Brain-child Pot
Dieter Ronte

Some people say that her texts are chaotic, poetic or unclear. Other think her actions have a strong social impetus, that she does social work, so to speak, in an aesthetic field. Others, in turn, think you can't exhibit more than yourself - the artist as a self-exhibitor, as it were, a positive exhibitionist. All of the above may be true. Yukako Ando’s art is egocentric, is I-related, yet it has something of everything. What she never is, is indifferent. She is always engaged.

“How would it be if the world were like the fantasy of painted pictures? Then we would paint even more colorfully and more beautifully! ... In theory it should work, but... !?!?!?!?!?!?!?”

This sentence taken from her newest project, Inside Wall, hits the precise point of all her works. How would it be if the world were like the fantasy of pictures, if the world would correspond to these plans? Her contribution to the visual arts lies exactly within this conflict between utopia, self-knowledge and reality.

In Brain-child Pot she cooks a theoretical recipe for life, a plat du jour that is meant to be appetizingly prepared. Yet every day as a cook, she searches for a better taste. For her the kitchen is there, the ingredients inside her, yet she still doesn’t know how to finish the meal. The cooking utensils are topsy-turvy. As an artist and a cook Yukako Ando juggles.

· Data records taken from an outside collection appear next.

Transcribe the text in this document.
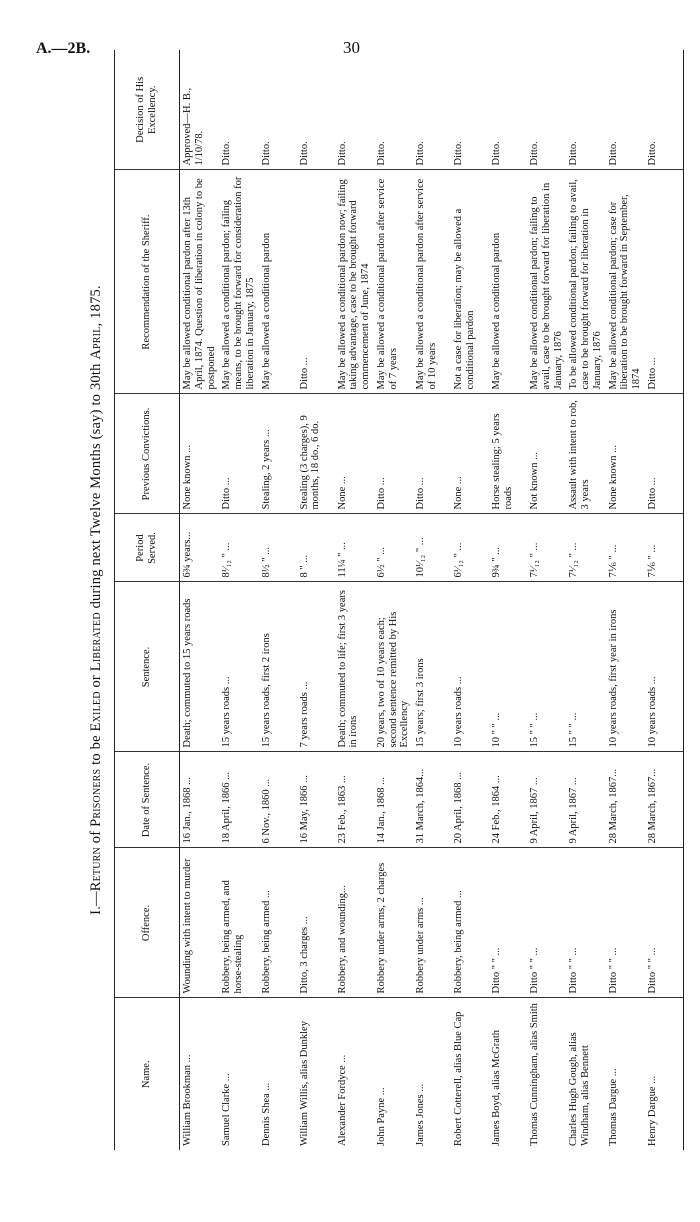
A.—2B.	30
I.—Return of Prisoners to be Exiled or Liberated during next Twelve Months (say) to 30th April, 1875.
Name.	Offence.	Date of Sentence.	Sentence.	Period Served.	Previous Convictions.	Recommendation of the Sheriff.	Decision of His Excellency.
William Brookman ...	Wounding with intent to murder	16 Jan., 1868 ...	Death; commuted to 15 years roads	6¾ years...	None known ...	May be allowed conditional pardon after 13th April, 1874. Question of liberation in colony to be postponed	Approved—H. B., 1/10/78.
Samuel Clarke ...	Robbery, being armed, and horse-stealing	18 April, 1866 ...	15 years roads ...	8¹⁄₁₂ " ...	Ditto ...	May be allowed a conditional pardon; failing means, to be brought forward for consideration for liberation in January, 1875	Ditto.
Dennis Shea ...	Robbery, being armed ...	6 Nov., 1860 ...	15 years roads, first 2 irons	8½ " ...	Stealing, 2 years ...	May be allowed a conditional pardon	Ditto.
William Willis, alias Dunkley	Ditto, 3 charges ...	16 May, 1866 ...	7 years roads ...	8 " ...	Stealing (3 charges), 9 months, 18 do., 6 do.	Ditto ...	Ditto.
Alexander Fordyce ...	Robbery, and wounding...	23 Feb., 1863 ...	Death; commuted to life; first 3 years in irons	11¼ " ...	None ...	May be allowed a conditional pardon now; failing taking advantage, case to be brought forward commencement of June, 1874	Ditto.
John Payne ...	Robbery under arms, 2 charges	14 Jan., 1868 ...	20 years, two of 10 years each; second sentence remitted by His Excellency	6½ " ...	Ditto ...	May be allowed a conditional pardon after service of 7 years	Ditto.
James Jones ...	Robbery under arms ...	31 March, 1864...	15 years; first 3 irons	10¹⁄₁₂ " ...	Ditto ...	May be allowed a conditional pardon after service of 10 years	Ditto.
Robert Cotterell, alias Blue Cap	Robbery, being armed ...	20 April, 1868 ...	10 years roads ...	6¹⁄₁₂ " ...	None ...	Not a case for liberation; may be allowed a conditional pardon	Ditto.
James Boyd, alias McGrath	Ditto " " ...	24 Feb., 1864 ...	10 " " ...	9¾ " ...	Horse stealing; 5 years roads	May be allowed a conditional pardon	Ditto.
Thomas Cunningham, alias Smith	Ditto " " ...	9 April, 1867 ...	15 " " ...	7¹⁄₁₂ " ...	Not known ...	May be allowed conditional pardon; failing to avail, case to be brought forward for liberation in January, 1876	Ditto.
Charles Hugh Gough, alias Windham, alias Bennett	Ditto " " ...	9 April, 1867 ...	15 " " ...	7¹⁄₁₂ " ...	Assault with intent to rob, 3 years	To be allowed conditional pardon; failing to avail, case to be brought forward for liberation in January, 1876	Ditto.
Thomas Dargue ...	Ditto " " ...	28 March, 1867...	10 years roads, first year in irons	7⅙ " ...	None known ...	May be allowed conditional pardon; case for liberation to be brought forward in September, 1874	Ditto.
Henry Dargue ...	Ditto " " ...	28 March, 1867...	10 years roads ...	7⅙ " ...	Ditto ...	Ditto ...	Ditto.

As in all her other works, there is a strong sociological component. The issue with Yukako Ando is not scientific research but aesthetic engagement, setting up models, happenings and performances. These actions, which can be experienced in videos or in actual installations, shift between earnestness and gaiety, between the helpless and the masterful. And always she changes our view of the everyday. The feelings of the viewers are incorporated. In a way that goes unremarked, the recipient of these works is made a co-actor.